Combination Prior Art with Open-Source Standards

Scenario 1: OAuth 2.0 for Secure Service Onboarding: A QR code on a newly purchased IoT device contains a pre-formatted OAuth 2.0 authorization URL for the device manufacturer's service. The URL includes the client_id (representing the device model), a unique state parameter (tied to the device serial number), and the requested scope (e.g., device_registration, data_sync). When the user scans this code with their phone, it launches their browser, directs them to their chosen identity provider (e.g., Google, Apple), and initiates an authorization flow. Upon user consent, the provider redirects back to the manufacturer's service with an authorization code, which is then exchanged for an access token. This token securely links the physical device to the user's account without the user ever needing to manually enter serial numbers or passwords.

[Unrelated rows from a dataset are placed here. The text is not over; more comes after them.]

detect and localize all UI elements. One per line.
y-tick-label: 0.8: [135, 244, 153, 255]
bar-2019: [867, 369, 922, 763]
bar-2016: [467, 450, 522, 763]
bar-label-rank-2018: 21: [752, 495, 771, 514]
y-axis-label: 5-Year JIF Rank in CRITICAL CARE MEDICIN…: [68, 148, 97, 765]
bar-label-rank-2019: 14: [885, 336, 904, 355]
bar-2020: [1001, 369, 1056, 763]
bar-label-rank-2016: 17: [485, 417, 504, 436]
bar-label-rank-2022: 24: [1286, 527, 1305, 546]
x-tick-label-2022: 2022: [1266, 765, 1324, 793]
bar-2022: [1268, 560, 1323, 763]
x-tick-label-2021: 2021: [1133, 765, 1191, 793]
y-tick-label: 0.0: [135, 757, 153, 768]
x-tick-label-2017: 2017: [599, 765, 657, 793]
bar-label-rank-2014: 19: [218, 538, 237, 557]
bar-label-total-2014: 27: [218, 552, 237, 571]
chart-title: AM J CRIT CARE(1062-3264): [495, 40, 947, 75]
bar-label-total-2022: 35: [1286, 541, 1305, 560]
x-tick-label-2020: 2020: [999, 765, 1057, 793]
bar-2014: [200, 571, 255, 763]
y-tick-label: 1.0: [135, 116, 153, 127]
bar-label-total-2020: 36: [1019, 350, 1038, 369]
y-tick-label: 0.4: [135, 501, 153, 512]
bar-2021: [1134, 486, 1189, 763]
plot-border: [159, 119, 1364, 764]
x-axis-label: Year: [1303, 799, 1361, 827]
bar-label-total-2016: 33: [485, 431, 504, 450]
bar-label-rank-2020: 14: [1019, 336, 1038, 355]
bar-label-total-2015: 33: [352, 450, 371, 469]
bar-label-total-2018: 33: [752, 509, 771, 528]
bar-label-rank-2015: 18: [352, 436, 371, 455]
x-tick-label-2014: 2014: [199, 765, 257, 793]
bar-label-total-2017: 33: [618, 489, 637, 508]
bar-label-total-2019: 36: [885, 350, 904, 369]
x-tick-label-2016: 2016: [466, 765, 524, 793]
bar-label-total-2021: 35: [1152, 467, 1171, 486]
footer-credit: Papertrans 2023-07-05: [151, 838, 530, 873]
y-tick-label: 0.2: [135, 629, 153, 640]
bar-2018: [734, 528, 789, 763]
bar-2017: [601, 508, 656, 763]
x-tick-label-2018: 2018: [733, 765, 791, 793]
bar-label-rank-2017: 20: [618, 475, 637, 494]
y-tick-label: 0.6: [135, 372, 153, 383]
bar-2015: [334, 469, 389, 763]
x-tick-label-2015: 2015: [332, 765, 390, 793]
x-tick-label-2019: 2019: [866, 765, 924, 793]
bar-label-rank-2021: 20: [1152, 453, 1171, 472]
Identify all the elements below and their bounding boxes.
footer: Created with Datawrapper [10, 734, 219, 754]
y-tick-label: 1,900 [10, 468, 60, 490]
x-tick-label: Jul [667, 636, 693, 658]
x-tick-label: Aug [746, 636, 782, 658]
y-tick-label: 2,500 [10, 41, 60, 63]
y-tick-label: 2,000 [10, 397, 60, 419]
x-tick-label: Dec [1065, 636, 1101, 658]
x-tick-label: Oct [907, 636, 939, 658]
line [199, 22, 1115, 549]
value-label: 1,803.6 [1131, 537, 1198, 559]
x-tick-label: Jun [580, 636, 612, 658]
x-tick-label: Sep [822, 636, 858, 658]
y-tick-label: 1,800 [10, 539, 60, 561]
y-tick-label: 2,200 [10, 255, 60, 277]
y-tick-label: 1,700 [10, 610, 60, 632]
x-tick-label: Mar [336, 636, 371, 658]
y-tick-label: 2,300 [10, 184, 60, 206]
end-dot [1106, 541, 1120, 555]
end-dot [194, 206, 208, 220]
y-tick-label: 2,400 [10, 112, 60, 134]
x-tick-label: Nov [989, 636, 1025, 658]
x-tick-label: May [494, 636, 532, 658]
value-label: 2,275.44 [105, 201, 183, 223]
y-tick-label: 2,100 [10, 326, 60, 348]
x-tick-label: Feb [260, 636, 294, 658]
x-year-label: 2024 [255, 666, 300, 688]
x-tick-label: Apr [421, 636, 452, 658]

Scenario 2: WebAuthn for Phishing-Resistant Kiosk Authentication: An interactive kiosk for financial services displays a QR code containing a session-specific URL. A user scans the QR code with their mobile phone, which opens the URL in their phone's browser. The web page served is a remote authenticator interface. It initiates a WebAuthn ceremony, prompting the user to authenticate on their phone using a platform authenticator (Face ID, Android fingerprint). The phone signs a challenge and sends the signed assertion back to the kiosk's session via a secure WebSocket connection established by the applet. The kiosk verifies the assertion and logs the user into their account, completely bypassing the need for passwords on the public kiosk.
Scenario 3: Verifiable Credentials for Decentralized Access Control: A secure facility uses QR codes at entry points. The QR code contains a URL that initiates a request for a Verifiable Credential (VC) based on the W3C DID and VC standards. When an employee scans the code, the launched web applet communicates with their digital wallet on their device. The wallet presents a cryptographically signed VC issued by the company's HR department, proving their identity and access level (role: "Level 3 Engineer"). The applet verifies the VC's signature against the company's public DID. If valid, the applet sends a signal to the physical access control system to open the door.